The policy does not directly change runtime latency or throughput. Its performance impact is architectural and operational: teams deploy services that already have tested patterns, monitoring, and capacity guidance. That reduces time spent debugging unfamiliar platforms and prevents workloads from landing on services that cannot meet performance targets. A bad allowlist can harm delivery performance by blocking necessary services. A good allowlist supports faster deployment because developers know which resource types are approved before they design or automate the workload. Performance review should measure real latency, throughput, startup time, or response effort instead of assuming impact.

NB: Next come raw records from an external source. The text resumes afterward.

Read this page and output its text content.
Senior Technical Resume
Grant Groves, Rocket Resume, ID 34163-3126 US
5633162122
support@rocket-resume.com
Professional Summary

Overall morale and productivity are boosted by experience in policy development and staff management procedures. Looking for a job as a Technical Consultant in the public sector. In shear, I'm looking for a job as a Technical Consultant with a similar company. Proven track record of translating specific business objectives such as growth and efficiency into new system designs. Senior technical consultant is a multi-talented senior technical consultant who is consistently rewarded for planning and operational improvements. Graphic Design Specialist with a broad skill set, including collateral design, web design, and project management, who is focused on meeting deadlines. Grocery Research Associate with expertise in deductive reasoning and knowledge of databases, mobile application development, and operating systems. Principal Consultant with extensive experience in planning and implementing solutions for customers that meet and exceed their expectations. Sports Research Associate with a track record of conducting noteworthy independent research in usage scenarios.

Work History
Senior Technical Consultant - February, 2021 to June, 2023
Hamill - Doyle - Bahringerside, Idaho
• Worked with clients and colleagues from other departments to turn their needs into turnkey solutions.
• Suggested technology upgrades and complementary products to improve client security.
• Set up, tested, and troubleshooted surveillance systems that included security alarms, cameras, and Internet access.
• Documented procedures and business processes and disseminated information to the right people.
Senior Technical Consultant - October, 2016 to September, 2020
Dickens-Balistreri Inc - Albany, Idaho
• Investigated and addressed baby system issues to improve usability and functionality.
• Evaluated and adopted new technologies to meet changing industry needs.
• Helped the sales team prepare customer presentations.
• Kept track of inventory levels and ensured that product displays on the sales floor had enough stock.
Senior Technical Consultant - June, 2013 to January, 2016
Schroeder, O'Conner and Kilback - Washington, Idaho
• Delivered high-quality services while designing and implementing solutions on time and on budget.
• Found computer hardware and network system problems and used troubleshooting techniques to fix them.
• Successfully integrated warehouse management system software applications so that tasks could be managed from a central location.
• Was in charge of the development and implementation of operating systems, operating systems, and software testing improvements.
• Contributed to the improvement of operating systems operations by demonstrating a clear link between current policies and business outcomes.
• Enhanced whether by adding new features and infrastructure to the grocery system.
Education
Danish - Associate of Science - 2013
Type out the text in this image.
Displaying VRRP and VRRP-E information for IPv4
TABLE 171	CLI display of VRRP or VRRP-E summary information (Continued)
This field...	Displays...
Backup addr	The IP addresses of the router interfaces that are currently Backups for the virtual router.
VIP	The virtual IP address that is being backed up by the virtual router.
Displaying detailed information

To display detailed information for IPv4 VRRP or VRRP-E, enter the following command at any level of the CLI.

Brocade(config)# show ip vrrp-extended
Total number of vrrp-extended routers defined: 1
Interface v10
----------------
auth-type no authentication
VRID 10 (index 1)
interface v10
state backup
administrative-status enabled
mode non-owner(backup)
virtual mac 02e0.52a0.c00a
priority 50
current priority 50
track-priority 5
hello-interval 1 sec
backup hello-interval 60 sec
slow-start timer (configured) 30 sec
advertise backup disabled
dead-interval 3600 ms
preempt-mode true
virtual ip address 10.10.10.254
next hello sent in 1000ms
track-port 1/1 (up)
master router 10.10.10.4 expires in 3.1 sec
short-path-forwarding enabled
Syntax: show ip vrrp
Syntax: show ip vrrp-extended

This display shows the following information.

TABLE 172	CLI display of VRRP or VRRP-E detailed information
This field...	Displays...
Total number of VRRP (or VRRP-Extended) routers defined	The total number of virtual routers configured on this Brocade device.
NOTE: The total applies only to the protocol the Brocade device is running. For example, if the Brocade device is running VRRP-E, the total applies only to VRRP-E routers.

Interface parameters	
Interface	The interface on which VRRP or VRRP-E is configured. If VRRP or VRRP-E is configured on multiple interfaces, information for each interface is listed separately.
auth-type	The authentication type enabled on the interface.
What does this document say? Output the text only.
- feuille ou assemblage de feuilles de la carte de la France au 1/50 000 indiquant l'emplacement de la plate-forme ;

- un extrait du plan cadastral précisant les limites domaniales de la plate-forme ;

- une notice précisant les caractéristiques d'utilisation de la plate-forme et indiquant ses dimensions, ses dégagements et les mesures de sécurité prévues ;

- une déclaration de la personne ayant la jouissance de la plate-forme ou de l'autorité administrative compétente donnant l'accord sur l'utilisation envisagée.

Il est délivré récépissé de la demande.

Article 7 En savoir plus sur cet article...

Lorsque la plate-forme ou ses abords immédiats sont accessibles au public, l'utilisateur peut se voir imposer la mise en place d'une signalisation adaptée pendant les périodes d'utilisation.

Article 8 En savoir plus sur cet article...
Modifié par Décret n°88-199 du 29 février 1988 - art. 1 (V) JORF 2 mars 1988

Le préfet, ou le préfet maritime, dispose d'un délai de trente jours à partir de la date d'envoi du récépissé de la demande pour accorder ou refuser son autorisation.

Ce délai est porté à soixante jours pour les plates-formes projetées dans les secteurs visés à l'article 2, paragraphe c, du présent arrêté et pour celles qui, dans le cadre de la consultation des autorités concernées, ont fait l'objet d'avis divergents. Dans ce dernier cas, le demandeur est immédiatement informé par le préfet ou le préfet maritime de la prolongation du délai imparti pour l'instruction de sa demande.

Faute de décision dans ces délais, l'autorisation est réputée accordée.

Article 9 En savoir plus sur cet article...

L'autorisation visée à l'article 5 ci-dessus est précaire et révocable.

Performance review should measure real latency, throughput, startup time, or response effort instead of assuming impact.

Operations

Operations teams use this policy to enforce service catalogs, investigate failed deployments, review compliance state, and update allowed types when platform standards change. CLI checks should list the policy definition, show assignment parameters, summarize non-compliance, and export evidence for governance reviews. When a deployment fails, operators verify the resource type string, assignment scope, exemption status, and policy mode. Good runbooks explain how application teams request a new allowed type instead of bypassing the landing zone or deploying elsewhere. Good operations practice records owner, scope, command evidence, and the first troubleshooting steps in the runbook. Good operations practice records owner, scope, command evidence, and the first troubleshooting steps in the runbook.

Common mistakes

  • Assuming the Allowed resource types policy setting exists at every scope or plan tier without checking the actual deployed resource.
  • Running commands in the wrong subscription because Azure CLI context was not confirmed first.
  • Treating portal labels as enough evidence instead of validating resource IDs, parameters, and effective state.
  • Changing production configuration without checking blast radius, rollback path, and dependent services.